Limping to the holy presence
Christopher Howse
PILGRIMAGE TO THE END OF THE WORLD by Conrad Rudolph University of Chicago Press, £21, pp. 131, ISBN 0226731251 A. 12th-century eyewitness at Santiago de Compostela described his fellow pilgrims:
Some, such as the Greeks, hold the image of the cross in their hands; others distribute their possessions to the poor; some carry iron or lead for the construction of the basilica of the Apostle James; and others, who have been liberated by the Apostle from the prisons of the wicked, bear their shackles and manacles upon their shoulders.
Conrad Rudolph bore neither iron nor shackles on his 1,000-mile walk from Le Puy through the Pyrenees to Santiago. His 20Ib-pack held a light sleeping-bag, a bottle of water, a towel, soap, lip-balm, nail-clippers, a first-aid item called Second Skin for blisters, a pocket knife and plastic spoon. He wore a baseball cap, dark glasses, shorts, a Gore-Tex wind-cheater and well-made boots. And still he suffered horribly.
What did this American professor of mediaeval art, who had put himself in training, lack in his pedal extremities that St Paul, who was forever walking across the breadth of Asia Minor, had, let alone the mediaeval pilgrim in his ill-suited shoes? (Mediaeval clothes were much better made than ours, but their shoe technology was sadly wanting.) After a few weeks of 15 miles a day, he was stumbling like a drunken sailor, eventually losing the feeling in his toes, soles and the sides of his feet. Starting with calluses a marine might be proud of, he got 'blisters under the calluses, where they couldn't be pierced, an excruciating experience that would go on and on until the next full day of hiking in the rain, when the whole thing would explode into an unrecognisable mass of overlapping layers of shredded epidermis'. And his knees would simply have failed if he had not been lent neoprene knee bandages.
What is the point of this suffering? The Prof doesn't believe in miracles or indeed the 'other-worldy', unlike most pilgrims who journey to honour the purported relics of St James the Great in that beautiful little granite city in Galicia. He notes the agreeable effects of doing without newspapers and motor cars; he enjoys the welcome for walkers bearing the cockle-shell of the pilgrim, even when, like him, they speak little Spanish. 'From the modern point of view of the "curious" pilgrim,' he writes, 'the pilgrimage is an intensely internal experience in an intensely physical context in which the journey, more than the destination, is the goal.'
There is a fair bit of this sort of thing in a book that is virtuously short (with small pages, some b&w photos and a practical appendix). Dr Rudolph doesn't write badly by academic standards and he doesn't write complete nonsense. But it's not As I Walked Out One Midsummer Morning, nor does it break open the hard almond at the heart of the mysterious desire to be a pilgrim.
He says that in the Middle Ages 'the holy could be localised, and the crowds expected its presence to be palpable at the great holy sites'. I'm not convinced. After all it was the 13th century that devised an analysis of the Real Presence of Jesus Christ in the Eucharist. concentrating on the substantial and prescinding from the accidental categories such as the ubi and the situs. In other words, even the Holy of Holies could not be 'localised'.
Of course people liked to go in devotion to visit the relics of an apostle. And it is thrilling to see the man-high silver botafumeiro or thurible swing through 180 degrees, 60 feet up into the transept vaulting of the cathedral at Santiago. Conrad Rudolph, for his own deeply felt motives, then took his disgusting feet painfully as far as Finisterre, the end of the earth on the brave Atlantic coast.

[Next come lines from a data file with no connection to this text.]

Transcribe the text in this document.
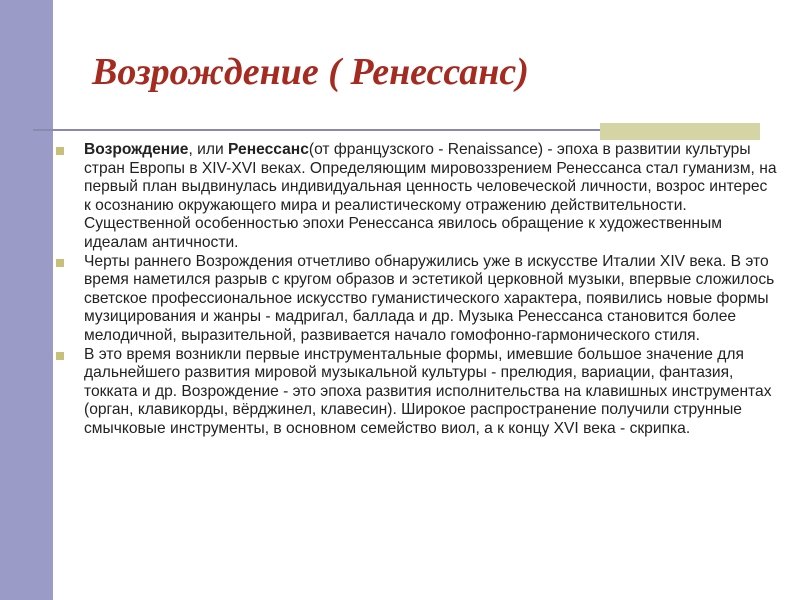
Возрождение ( Ренессанс)

Возрождение, или Ренессанс(от французского - Renaissance) - эпоха в развитии культуры стран Европы в XIV-XVI веках. Определяющим мировоззрением Ренессанса стал гуманизм, на первый план выдвинулась индивидуальная ценность человеческой личности, возрос интерес к осознанию окружающего мира и реалистическому отражению действительности. Существенной особенностью эпохи Ренессанса явилось обращение к художественным идеалам античности.

Черты раннего Возрождения отчетливо обнаружились уже в искусстве Италии XIV века. В это время наметился разрыв с кругом образов и эстетикой церковной музыки, впервые сложилось светское профессиональное искусство гуманистического характера, появились новые формы музицирования и жанры - мадригал, баллада и др. Музыка Ренессанса становится более мелодичной, выразительной, развивается начало гомофонно-гармонического стиля.

В это время возникли первые инструментальные формы, имевшие большое значение для дальнейшего развития мировой музыкальной культуры - прелюдия, вариации, фантазия, токката и др. Возрождение - это эпоха развития исполнительства на клавишных инструментах (орган, клавикорды, вёрджинел, клавесин). Широкое распространение получили струнные смычковые инструменты, в основном семейство виол, а к концу XVI века - скрипка.
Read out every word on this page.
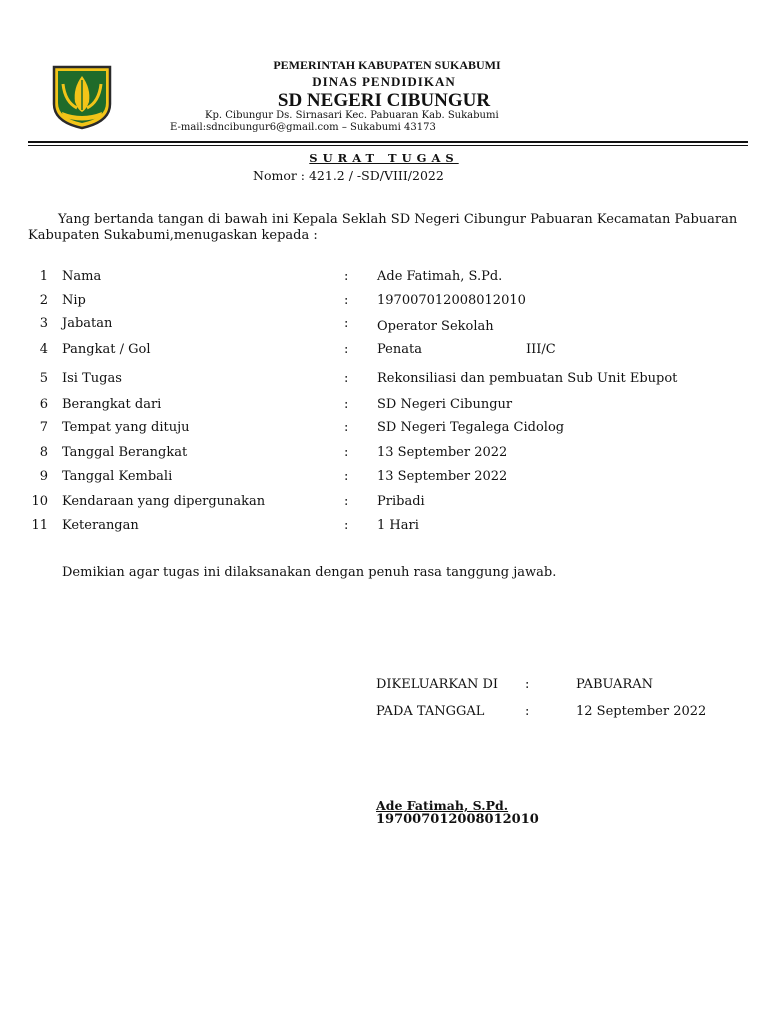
PEMERINTAH KABUPATEN SUKABUMI
DINAS PENDIDIKAN
SD NEGERI CIBUNGUR
Kp. Cibungur Ds. Sirnasari Kec. Pabuaran Kab. Sukabumi
E-mail:sdncibungur6@gmail.com – Sukabumi 43173
SURAT TUGAS
Nomor : 421.2 / -SD/VIII/2022
Yang bertanda tangan di bawah ini Kepala Seklah SD Negeri Cibungur Pabuaran Kecamatan Pabuaran Kabupaten Sukabumi,menugaskan kepada :
1 Nama	: Ade Fatimah, S.Pd.
2 Nip	: 197007012008012010
3 Jabatan	: Operator Sekolah
4 Pangkat / Gol	: Penata	III/C
5 Isi Tugas	: Rekonsiliasi dan pembuatan Sub Unit Ebupot
6 Berangkat dari	: SD Negeri Cibungur
7 Tempat yang dituju	: SD Negeri Tegalega Cidolog
8 Tanggal Berangkat	: 13 September 2022
9 Tanggal Kembali	: 13 September 2022
10 Kendaraan yang dipergunakan	: Pribadi
11 Keterangan	: 1 Hari
Demikian agar tugas ini dilaksanakan dengan penuh rasa tanggung jawab.
DIKELUARKAN DI :	PABUARAN
PADA TANGGAL	:	12 September 2022
Ade Fatimah, S.Pd.
197007012008012010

Pilgrimage to Santiago is booming. The Professor praises Britain's own pilgrim support group called the Confraternity of St James, with its excellent website at www.csj.org.uk. He is right that pilgrimage is not a holiday. But with its fine mediaeval buildings and curious survivals (such as the cock and hen kept in a Renaissance chicken house inside the cathedral at Santo Domingo de la Calzada), the pilgrim road to Santiago remains a good destination even for those who prefer to keep their epidermis intact.
Christopher Howse is assistant editor of the Daily Telegraph.